The Mindfulness Based Stress Reduction (MBSR) developed in 1979 by Jon Kabat-Zinn, is a set of mindfulness instructions or meditations to help distress us – the gadget dependent age to reach peace in mind, in body and in heart. It teaches us to become aware of what’s around us and what’s inside us. I dare you to break-up with your smart phone for a day without ever thinking what messages you have received, what emails you need to read and what posts you need to share.
“In a time when no one seems to have a time, our devices allow us to be in many places at once but at a cost of being unable to inhabit the place where we actually wanted to be.” -Kate Pickert, Time Magazine.
It’s like owning post cards but you’ve never actually visited them. Have you ever tried to count how many times you looked on your screen? For me, as I am always connected, I probably be staring at my phone like always. Either reading my Twitter feed or maybe avoiding conversations.

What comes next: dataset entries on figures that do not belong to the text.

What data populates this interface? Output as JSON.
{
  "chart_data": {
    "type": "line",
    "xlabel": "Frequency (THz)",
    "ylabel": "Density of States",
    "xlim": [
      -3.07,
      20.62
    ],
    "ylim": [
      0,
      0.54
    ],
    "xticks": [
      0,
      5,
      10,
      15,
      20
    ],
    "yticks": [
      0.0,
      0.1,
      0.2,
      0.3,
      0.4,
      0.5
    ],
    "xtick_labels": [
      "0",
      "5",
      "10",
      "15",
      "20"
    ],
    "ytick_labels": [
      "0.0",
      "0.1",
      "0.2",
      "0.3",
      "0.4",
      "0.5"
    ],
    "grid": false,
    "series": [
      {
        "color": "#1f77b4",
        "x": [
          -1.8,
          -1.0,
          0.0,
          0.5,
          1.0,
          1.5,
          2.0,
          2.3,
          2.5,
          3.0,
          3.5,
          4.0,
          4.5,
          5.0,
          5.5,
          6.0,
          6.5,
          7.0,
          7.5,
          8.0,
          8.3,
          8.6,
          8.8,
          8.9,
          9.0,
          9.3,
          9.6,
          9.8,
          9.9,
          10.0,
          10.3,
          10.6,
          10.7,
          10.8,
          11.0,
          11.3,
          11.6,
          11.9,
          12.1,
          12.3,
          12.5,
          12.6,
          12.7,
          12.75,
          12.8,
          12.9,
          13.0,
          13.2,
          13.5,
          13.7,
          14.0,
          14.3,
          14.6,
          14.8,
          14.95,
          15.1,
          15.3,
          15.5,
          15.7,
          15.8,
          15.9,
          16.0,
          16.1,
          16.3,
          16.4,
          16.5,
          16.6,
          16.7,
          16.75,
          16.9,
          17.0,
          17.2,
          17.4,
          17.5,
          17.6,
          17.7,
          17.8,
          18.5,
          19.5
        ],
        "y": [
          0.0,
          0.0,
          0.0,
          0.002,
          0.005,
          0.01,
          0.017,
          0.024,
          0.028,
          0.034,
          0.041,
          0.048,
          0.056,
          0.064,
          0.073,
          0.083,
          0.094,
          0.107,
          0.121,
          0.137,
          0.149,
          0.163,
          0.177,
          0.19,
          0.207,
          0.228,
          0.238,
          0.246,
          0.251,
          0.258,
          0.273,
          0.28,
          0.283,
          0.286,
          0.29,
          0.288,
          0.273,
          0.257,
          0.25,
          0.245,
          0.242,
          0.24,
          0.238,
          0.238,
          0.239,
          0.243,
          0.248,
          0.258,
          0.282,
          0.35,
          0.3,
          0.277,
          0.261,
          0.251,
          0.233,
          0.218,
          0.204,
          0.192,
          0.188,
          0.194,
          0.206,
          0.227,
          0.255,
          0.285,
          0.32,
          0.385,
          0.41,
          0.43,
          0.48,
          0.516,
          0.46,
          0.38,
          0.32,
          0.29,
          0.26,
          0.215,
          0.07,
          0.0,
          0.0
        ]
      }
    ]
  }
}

Based on my experience of the adequate gadget-free demotion, and also from the articles that I’ve read from the MBSR society and from the Time magazines that I always read. I have made my own list of steps to mindfulness.

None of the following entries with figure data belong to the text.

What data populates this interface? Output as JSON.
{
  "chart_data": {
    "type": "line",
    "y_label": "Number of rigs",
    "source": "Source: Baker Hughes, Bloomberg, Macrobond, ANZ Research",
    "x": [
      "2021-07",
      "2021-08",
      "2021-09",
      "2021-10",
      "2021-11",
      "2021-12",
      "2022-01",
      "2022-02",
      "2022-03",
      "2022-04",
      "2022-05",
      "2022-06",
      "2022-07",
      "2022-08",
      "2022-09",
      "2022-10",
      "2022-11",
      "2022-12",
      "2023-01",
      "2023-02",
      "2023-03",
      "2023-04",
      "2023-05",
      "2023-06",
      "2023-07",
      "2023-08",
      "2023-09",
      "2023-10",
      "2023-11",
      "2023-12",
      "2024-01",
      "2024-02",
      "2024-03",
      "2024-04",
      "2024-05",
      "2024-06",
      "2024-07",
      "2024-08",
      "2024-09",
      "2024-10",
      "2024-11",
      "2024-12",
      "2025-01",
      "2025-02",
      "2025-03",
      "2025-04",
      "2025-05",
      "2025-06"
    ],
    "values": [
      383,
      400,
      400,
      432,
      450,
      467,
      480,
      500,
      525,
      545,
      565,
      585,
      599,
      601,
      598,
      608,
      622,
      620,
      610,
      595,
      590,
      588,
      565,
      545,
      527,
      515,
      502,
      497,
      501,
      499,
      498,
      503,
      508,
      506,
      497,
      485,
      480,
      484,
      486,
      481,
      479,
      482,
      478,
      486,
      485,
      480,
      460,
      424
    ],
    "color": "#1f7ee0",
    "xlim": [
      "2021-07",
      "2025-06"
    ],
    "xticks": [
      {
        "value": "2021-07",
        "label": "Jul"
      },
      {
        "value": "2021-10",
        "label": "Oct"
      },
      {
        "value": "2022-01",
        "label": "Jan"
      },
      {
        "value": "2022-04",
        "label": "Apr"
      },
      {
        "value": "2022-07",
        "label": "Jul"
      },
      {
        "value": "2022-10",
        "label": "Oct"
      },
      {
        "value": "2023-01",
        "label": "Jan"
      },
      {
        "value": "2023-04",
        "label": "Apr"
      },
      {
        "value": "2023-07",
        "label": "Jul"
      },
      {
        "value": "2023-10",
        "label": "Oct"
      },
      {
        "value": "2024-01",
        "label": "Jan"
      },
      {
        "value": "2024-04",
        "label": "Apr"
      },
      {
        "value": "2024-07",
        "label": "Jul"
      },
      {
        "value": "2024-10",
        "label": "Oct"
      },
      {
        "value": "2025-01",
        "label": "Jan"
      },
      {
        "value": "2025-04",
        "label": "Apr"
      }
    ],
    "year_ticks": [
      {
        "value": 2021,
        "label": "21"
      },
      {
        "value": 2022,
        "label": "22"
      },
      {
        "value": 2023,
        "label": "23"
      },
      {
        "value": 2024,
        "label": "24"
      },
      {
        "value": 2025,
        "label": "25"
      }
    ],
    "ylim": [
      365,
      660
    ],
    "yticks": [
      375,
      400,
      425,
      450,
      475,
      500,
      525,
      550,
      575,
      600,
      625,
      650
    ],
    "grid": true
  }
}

- Sit like the Buddha. Close your eyes and notice the faded, rippling gray and white patches over the infinite darkness.
- Concentrate on that sight as you release the tension in your shoulder. Slowly drop them as you listen to your breathing.

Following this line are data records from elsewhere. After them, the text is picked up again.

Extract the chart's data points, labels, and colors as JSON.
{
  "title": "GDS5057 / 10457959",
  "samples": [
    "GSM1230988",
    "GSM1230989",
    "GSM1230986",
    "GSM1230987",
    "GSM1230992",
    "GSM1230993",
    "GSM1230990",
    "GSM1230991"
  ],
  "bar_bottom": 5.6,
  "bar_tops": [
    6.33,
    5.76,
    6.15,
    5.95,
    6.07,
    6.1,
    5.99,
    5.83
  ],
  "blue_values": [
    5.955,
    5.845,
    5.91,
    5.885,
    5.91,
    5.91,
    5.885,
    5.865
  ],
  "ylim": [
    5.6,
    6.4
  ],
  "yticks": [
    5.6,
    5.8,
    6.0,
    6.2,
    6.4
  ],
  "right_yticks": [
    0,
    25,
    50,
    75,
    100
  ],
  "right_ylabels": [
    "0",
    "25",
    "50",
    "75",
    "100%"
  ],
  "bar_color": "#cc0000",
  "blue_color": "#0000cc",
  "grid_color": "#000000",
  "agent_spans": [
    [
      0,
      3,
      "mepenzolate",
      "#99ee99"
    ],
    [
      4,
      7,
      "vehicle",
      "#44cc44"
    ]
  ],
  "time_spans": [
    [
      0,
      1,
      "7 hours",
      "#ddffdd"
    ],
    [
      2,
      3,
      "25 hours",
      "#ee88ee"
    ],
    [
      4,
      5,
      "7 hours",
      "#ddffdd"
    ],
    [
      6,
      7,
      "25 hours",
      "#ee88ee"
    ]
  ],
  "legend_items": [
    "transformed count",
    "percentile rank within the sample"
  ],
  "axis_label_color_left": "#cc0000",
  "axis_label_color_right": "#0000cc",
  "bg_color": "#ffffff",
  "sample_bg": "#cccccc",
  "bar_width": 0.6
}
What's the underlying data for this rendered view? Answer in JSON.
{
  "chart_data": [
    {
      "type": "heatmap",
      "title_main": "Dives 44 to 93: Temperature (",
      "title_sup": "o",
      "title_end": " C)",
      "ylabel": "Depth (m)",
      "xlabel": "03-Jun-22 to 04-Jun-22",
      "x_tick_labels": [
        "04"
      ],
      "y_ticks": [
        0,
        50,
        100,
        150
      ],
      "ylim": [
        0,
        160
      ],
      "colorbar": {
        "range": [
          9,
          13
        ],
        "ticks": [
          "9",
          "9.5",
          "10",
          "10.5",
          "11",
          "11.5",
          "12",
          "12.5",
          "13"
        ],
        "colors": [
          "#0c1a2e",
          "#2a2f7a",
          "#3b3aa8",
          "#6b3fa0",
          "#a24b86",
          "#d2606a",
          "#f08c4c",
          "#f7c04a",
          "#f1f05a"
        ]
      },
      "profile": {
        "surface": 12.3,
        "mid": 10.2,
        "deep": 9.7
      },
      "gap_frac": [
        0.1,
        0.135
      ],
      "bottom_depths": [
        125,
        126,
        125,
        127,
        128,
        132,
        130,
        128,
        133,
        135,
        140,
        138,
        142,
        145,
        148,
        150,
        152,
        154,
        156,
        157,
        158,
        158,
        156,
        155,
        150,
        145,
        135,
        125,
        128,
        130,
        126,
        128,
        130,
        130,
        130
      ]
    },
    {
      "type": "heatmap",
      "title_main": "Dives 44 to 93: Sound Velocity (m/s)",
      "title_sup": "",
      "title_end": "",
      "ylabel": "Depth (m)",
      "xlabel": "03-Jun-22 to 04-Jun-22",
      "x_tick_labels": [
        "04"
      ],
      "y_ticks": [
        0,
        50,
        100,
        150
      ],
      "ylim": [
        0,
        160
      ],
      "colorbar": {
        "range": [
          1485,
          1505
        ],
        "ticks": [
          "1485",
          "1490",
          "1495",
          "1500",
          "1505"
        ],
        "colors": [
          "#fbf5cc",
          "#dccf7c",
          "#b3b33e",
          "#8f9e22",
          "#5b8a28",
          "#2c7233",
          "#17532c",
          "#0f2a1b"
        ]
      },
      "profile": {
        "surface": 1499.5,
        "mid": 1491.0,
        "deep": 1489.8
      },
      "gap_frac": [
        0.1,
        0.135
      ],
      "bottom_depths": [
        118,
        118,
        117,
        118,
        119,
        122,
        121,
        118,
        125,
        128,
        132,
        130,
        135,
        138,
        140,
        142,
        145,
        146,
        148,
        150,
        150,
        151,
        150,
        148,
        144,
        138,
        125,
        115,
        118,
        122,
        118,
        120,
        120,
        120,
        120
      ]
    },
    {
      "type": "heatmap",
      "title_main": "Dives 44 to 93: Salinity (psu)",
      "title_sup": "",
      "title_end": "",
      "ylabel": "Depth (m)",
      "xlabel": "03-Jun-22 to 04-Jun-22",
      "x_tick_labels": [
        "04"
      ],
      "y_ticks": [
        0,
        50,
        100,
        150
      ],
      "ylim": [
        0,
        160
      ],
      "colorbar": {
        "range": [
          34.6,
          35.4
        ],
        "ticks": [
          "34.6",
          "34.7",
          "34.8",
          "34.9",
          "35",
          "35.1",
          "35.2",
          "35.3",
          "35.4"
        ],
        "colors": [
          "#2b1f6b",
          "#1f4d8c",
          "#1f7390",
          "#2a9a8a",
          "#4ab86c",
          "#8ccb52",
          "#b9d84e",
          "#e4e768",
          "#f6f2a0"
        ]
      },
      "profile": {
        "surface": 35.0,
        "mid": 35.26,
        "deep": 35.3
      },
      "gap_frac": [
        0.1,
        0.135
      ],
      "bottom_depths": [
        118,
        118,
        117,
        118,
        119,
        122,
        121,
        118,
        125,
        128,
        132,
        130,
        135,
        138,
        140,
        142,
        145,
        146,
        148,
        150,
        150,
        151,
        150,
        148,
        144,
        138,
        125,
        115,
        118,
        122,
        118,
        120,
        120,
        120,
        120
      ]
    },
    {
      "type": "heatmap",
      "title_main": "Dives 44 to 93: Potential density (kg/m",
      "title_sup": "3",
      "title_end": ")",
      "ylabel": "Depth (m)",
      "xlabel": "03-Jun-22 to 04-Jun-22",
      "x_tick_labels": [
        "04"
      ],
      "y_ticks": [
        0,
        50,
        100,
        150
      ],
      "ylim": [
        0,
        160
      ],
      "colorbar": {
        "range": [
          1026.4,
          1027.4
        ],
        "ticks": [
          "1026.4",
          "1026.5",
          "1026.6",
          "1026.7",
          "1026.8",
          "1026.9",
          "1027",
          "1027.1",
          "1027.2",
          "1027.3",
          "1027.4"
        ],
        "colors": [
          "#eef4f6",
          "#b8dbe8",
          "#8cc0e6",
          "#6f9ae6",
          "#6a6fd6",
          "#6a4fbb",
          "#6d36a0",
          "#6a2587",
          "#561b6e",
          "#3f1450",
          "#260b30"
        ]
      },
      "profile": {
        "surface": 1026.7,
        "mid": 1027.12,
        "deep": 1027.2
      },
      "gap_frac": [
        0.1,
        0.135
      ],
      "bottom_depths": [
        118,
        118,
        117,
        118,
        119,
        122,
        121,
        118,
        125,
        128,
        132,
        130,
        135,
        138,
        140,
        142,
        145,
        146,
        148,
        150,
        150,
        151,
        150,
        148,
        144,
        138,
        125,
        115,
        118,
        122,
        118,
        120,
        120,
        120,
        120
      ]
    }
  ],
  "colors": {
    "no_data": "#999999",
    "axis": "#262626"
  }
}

- Imagine your hands being unfolded. Relax them as you slowly take notice each finger and doing deep inhaling and exhaling as you count them.
- Slowly open your eyes and keep the slow breathing exercise. Start to acknowledge the color of your clothes, your skin texture, the smell around you, the shape of what is in front of you. If there are people around you, observed what they are doing. Notice the way they move.
- Stretch your body and be calm and appreciate the simple ways of being mindfulness.
You can do these steps at least 10 minutes every day. After you wake up in the morning. Avoid greeting your cellphone, instead greet yourself, your body as it will never be the same tomorrow. Try to wake up without ever depending your on alarm clock.
Doing these things makes you feel more human, more comfortable and peaceful.